Sandeep: I know you're adjusting your work style to COVID. You're still a dude who clearly prefers to drive an hour for a socially-distanced hike or outdoor meeting over Zoom any day of the week :) But personal styles aside, what is specifically compelling about a remote agency during the era of COVID?

Tom: Kunai has been remote for years, which gives them an inherent advantage. There is something about the communication and management styles that just works in a way that other organizations are still figuring out.

Sandeep: Yeah, I think what a lot of people fail to realize is that remote work isn't just office work over Zoom. it's an entirely new paradigm. There needs to be an understanding for asynchronous efficiency...and this just takes time and effort to develop. How do you approach remote work and family? What are you learning about separating work and personal time?

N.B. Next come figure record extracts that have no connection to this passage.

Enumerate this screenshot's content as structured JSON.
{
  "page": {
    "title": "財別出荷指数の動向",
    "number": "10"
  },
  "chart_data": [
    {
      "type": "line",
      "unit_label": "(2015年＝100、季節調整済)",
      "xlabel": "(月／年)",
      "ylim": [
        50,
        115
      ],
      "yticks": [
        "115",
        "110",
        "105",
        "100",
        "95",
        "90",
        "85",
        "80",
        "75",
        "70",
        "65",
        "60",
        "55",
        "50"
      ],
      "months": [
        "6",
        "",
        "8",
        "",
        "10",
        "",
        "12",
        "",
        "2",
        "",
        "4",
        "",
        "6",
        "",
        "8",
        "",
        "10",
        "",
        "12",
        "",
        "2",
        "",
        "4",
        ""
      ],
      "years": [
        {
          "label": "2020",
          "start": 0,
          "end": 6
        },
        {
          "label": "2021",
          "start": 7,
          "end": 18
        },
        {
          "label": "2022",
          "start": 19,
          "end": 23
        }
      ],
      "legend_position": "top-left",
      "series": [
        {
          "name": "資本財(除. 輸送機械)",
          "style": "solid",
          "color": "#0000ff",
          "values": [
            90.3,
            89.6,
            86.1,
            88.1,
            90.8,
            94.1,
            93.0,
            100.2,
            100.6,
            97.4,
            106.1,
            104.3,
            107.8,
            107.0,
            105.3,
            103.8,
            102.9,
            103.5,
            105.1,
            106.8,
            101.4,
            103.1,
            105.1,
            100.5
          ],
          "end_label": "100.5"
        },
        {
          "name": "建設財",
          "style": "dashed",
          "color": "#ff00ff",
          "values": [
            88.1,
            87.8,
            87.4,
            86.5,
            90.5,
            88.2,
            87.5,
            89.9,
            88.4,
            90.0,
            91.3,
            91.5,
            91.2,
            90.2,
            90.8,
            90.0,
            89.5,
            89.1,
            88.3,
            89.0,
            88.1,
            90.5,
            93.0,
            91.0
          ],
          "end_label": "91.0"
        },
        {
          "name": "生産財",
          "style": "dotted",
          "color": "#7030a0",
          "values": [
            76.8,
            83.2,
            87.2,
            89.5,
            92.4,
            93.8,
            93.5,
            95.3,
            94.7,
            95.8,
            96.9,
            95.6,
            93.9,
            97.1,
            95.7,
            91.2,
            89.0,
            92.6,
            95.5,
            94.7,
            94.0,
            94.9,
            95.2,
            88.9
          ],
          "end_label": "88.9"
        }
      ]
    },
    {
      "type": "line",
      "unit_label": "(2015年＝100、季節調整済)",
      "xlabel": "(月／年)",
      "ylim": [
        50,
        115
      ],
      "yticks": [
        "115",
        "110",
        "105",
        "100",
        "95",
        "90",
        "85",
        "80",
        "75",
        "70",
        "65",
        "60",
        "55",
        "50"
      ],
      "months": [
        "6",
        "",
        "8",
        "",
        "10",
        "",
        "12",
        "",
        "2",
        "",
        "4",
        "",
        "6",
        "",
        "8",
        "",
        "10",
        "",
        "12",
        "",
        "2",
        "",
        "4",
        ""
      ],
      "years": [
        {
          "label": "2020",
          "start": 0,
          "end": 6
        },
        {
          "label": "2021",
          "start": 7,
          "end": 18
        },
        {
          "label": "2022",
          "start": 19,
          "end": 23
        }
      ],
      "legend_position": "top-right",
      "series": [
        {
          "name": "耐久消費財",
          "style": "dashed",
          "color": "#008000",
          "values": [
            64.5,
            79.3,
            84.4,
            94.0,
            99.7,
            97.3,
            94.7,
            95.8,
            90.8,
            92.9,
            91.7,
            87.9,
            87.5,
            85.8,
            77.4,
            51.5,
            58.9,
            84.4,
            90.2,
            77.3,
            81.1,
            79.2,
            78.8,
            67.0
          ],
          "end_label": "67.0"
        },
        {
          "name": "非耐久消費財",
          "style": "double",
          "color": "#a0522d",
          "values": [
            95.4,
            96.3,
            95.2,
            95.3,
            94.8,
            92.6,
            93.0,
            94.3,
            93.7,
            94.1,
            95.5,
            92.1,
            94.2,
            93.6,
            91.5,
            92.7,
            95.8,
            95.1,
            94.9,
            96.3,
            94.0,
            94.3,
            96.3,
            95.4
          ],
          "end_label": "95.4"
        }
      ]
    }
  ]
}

Tom: No matter what the form of interaction, Focus. Be present. Quality over quantity. The best weeks are the weeks where I proactively schedule work and personal time. Neil (Kunai's Head of Delivery) shared a great quote with me "With discipline comes freedom." When I am proactively addressing the majority of my professional and personal commitments, I find I earn a little flexibility. A little freedom.

Sandeep: Tell us about a business hero of yours that I may not have heard of before.

Tom: Paul O'Neill is someone you may not know. His work in both the public and the private sector created a profound impact

Sandeep: We are both over forty years old :). How have you learned how to work smarter during the past decade or so? What do you wish you knew about consulting when you were 25 that you know now?

Tom: Consultants want to make lasting change. Lasting change is often not the act of a single person. Today I work much harder bringing others along on the journey.

Sandeep: Last question. What are you doing here? :) Why join a small consulting company this late in your career when you could have a cushy job somewhere else?

Tom: I love a good challenge personally and professionally. When I turned 40, I decided I would run a 10K every Thanksgiving weekend and try to have my finishing time be less than my age. With the exception of one year where I did not run due to a health issue, I have met the goal. I also recently completed the Leadville 100 Mountain Bike race. So, I guess I'm here because I'm a glutton for punishment :) Jokes aside, our customers have a job to do and I intend to put Kunai in a position to execute flawlessly on their behalf. I love committing jointly to audacious goals for our customers and our business.